Last month, North Carolina went into spring practice with as many questions as it’s had since Larry Fedora took over three years ago. With four new coaches on the defensive staff, several positions up for grabs and multiple players sidelined with injury, not much of anything was a given in spring ball.
With the 15 practices now out of the way, it will be months before there’s any significant movement on the depth chart. Until then, here are three players who are likely to see greater roles this fall:
OT Bentley Spain
Bentley Spain arrived in Chapel Hill with high expectations, and while it’s common for linemen to redshirt in their first season on campus, the offensive tackle from Charlotte, North Carolina, saw immediate action with the Tar Heels. If not for nagging injuries in the preseason, Spain possibly could have started at left tackle.

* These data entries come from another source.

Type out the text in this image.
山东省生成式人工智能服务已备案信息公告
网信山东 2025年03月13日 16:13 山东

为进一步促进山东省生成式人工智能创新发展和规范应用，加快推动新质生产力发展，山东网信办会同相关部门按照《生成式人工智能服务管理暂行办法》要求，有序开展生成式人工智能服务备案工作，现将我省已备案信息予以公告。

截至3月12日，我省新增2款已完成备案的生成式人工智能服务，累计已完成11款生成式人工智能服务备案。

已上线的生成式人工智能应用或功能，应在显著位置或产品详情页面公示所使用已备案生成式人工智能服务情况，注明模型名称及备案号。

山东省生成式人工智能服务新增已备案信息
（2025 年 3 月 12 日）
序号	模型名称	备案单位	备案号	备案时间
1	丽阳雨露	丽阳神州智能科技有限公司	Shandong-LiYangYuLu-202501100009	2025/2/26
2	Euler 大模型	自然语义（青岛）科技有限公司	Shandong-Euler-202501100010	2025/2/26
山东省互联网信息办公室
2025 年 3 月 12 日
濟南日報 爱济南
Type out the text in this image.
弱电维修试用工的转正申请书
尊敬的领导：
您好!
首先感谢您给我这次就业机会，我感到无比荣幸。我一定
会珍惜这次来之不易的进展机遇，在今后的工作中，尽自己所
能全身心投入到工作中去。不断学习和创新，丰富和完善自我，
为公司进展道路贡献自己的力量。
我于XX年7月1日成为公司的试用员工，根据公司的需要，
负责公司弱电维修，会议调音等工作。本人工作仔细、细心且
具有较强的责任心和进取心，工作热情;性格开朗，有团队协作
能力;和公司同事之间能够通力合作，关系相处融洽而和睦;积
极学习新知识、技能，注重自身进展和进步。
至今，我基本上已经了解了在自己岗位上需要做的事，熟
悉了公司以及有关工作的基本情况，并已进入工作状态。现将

Following a 2014 campaign in which UNC’s offensive line struggled, Spain is now in the mix to start. He’ll take on the responsibility of protecting Marquise Williams’ blind side, which is an important task considering how much Williams got hit last season.
Fedora saw four of his offensive linemen drafted into the NFL after his first two years at North Carolina, but guard Landon Turner was the only starter from last fall who looked like he had a future in the pros. Could Spain be the next NFL-caliber tackle to don a Tar Heel uniform?
DE Dajaun Drennon
Hailing from Sicklerville, New Jersey, Dajaun Drennon was another player surrounded by buzz coming out of high school. Drennon put on roughly 25 pounds while redshirting in 2013, but last season he became a full-time starter at defensive end.

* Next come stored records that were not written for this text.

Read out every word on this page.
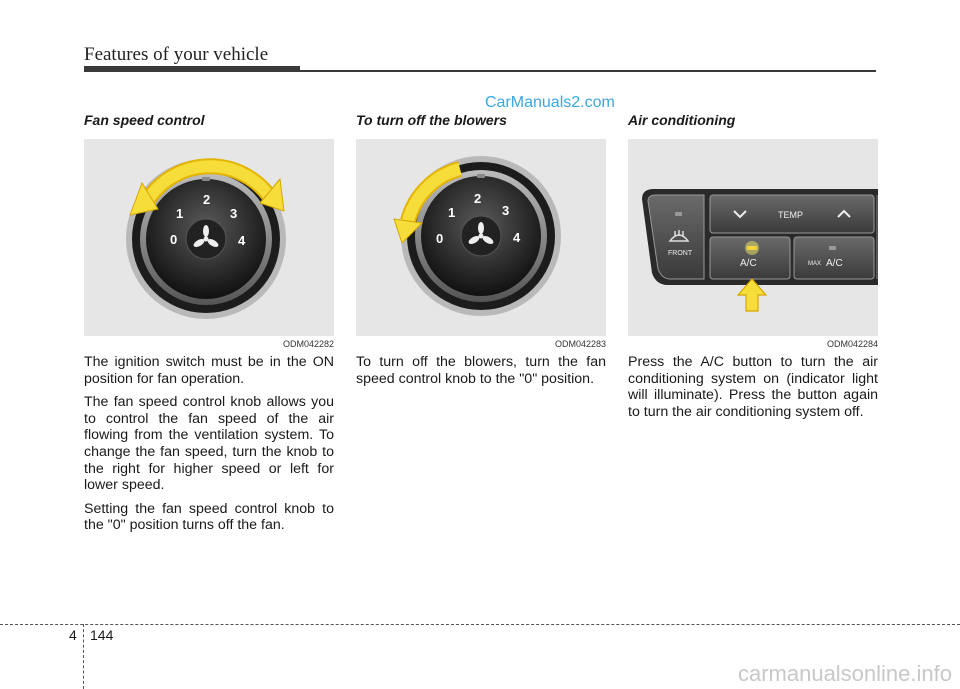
Features of your vehicle
CarManuals2.com
Fan speed control
0
1
2
3
4
ODM042282

The ignition switch must be in the ON position for fan operation.

The fan speed control knob allows you to control the fan speed of the air flowing from the ventilation system. To change the fan speed, turn the knob to the right for higher speed or left for lower speed.

Setting the fan speed control knob to the "0" position turns off the fan.

To turn off the blowers
0
1
2
3
4
ODM042283

To turn off the blowers, turn the fan speed control knob to the "0" position.

Air conditioning
FRONT
TEMP
A/C	MAX A/C
ODM042284

Press the A/C button to turn the air conditioning system on (indicator light will illuminate). Press the button again to turn the air conditioning system off.

4 144
carmanualsonline.info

As a redshirt freshman, Drennon was a difference-maker in games against Georgia Tech and Duke, and he was one of the few bright spots on a defense that was among the worst in the country. In all, he registered 36 tackles, including five for loss and two sacks.

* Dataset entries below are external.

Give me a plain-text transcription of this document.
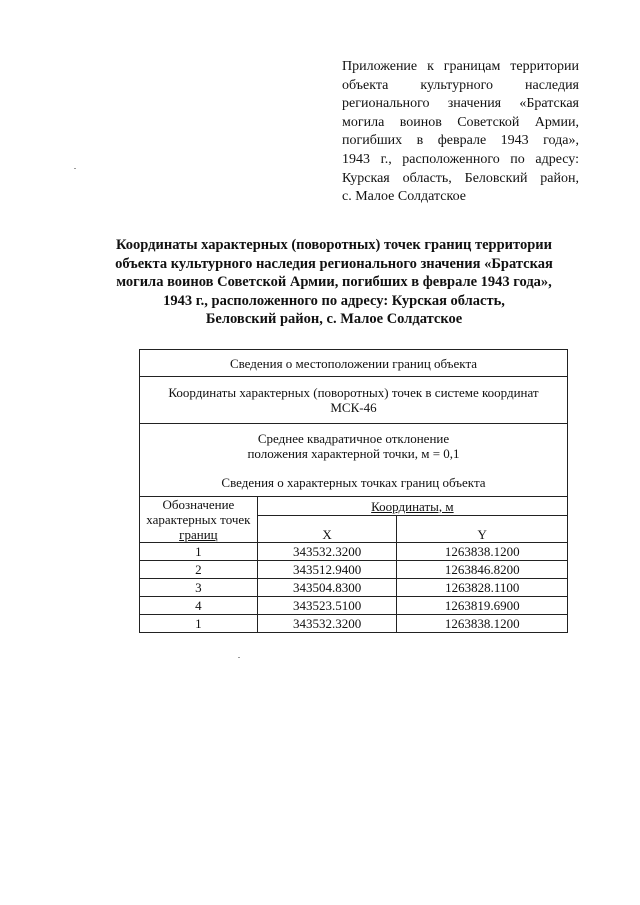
Приложение к границам территории
объекта культурного наследия
регионального значения «Братская
могила воинов Советской Армии,
погибших в феврале 1943 года»,
1943 г., расположенного по адресу:
Курская область, Беловский район,
с. Малое Солдатское
Координаты характерных (поворотных) точек границ территории
объекта культурного наследия регионального значения «Братская
могила воинов Советской Армии, погибших в феврале 1943 года»,
1943 г., расположенного по адресу: Курская область,
Беловский район, с. Малое Солдатское
Сведения о местоположении границ объекта		

Координаты характерных (поворотных) точек в системе координат
МСК-46		

Среднее квадратичное отклонение
положения характерной точки, м = 0,1
Сведения о характерных точках границ объекта		

Обозначение
характерных точек
границ	Координаты, м	
	X	Y
1	343532.3200	1263838.1200
2	343512.9400	1263846.8200
3	343504.8300	1263828.1100
4	343523.5100	1263819.6900
1	343532.3200	1263838.1200
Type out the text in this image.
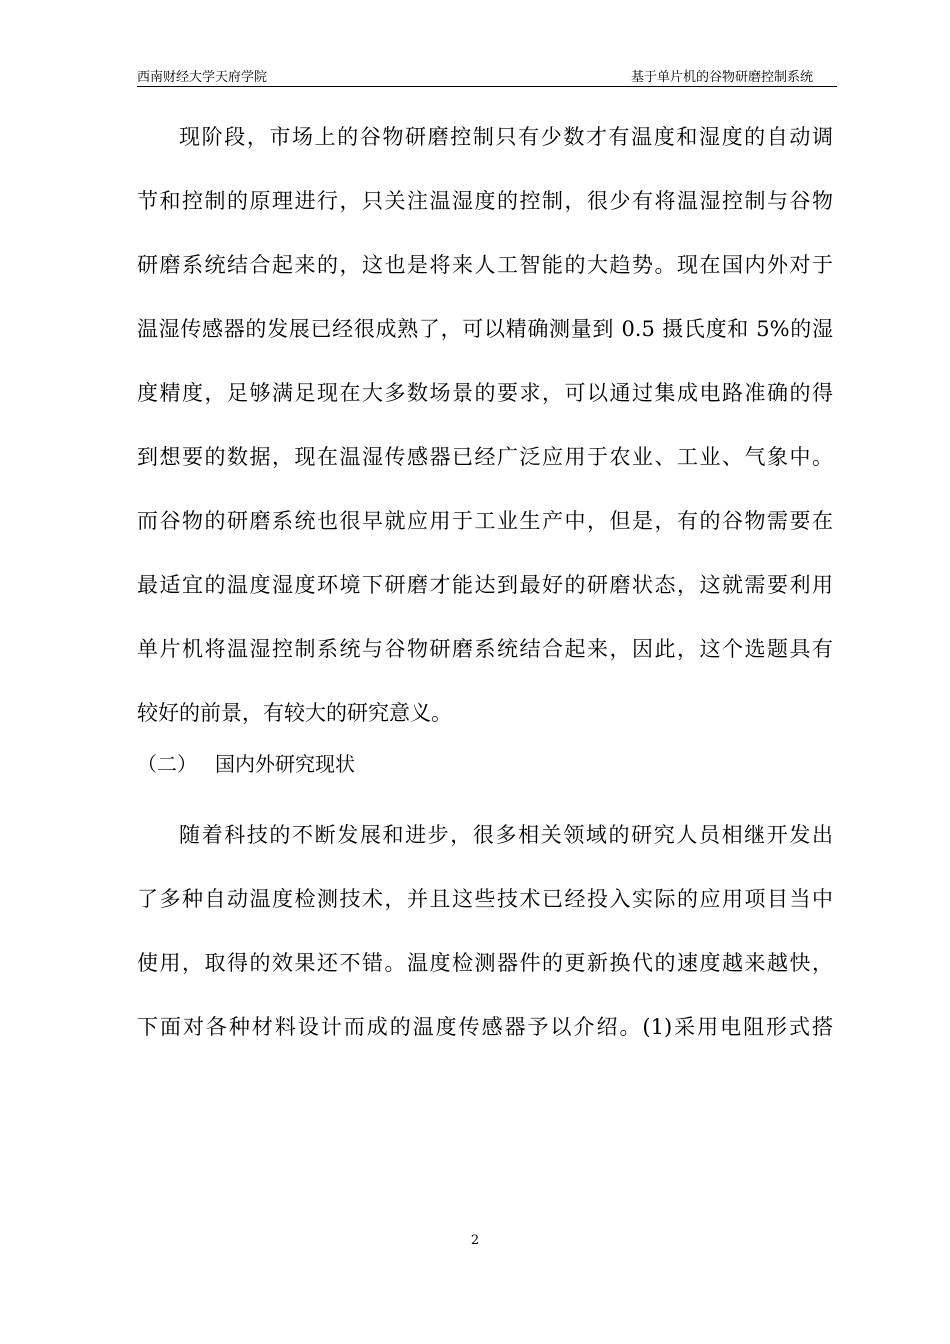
西南财经大学天府学院	基于单片机的谷物研磨控制系统
现阶段，市场上的谷物研磨控制只有少数才有温度和湿度的自动调
节和控制的原理进行，只关注温湿度的控制，很少有将温湿控制与谷物
研磨系统结合起来的，这也是将来人工智能的大趋势。现在国内外对于
温湿传感器的发展已经很成熟了，可以精确测量到 0.5 摄氏度和 5%的湿
度精度，足够满足现在大多数场景的要求，可以通过集成电路准确的得
到想要的数据，现在温湿传感器已经广泛应用于农业、工业、气象中。
而谷物的研磨系统也很早就应用于工业生产中，但是，有的谷物需要在
最适宜的温度湿度环境下研磨才能达到最好的研磨状态，这就需要利用
单片机将温湿控制系统与谷物研磨系统结合起来，因此，这个选题具有
较好的前景，有较大的研究意义。
（二） 国内外研究现状
随着科技的不断发展和进步，很多相关领域的研究人员相继开发出
了多种自动温度检测技术，并且这些技术已经投入实际的应用项目当中
使用，取得的效果还不错。温度检测器件的更新换代的速度越来越快，
下面对各种材料设计而成的温度传感器予以介绍。(1)采用电阻形式搭
2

With multiple injuries at defensive tackle, there are still concerns along the front four of the defense. At end, Drennon is not one of those concerns.
CB M.J. Stewart
North Carolina’s secondary was the worst unit on the worst defense in the ACC last season. As a result, there’s no reason to think new defensive backs coach Charlton Warren will hesitate to play younger players if he feels they can get the job done.
One of those players is M.J. Stewart. A rising sophomore, Stewart logged 26 tackles and picked off two passes in his first season at the college level.
Brian Walker and Desmond Lawrence figure to fit into equation in some way, but Stewart is a guy likely to see the field more often in 2015. As a big-play corner, he should be in for a breakout year.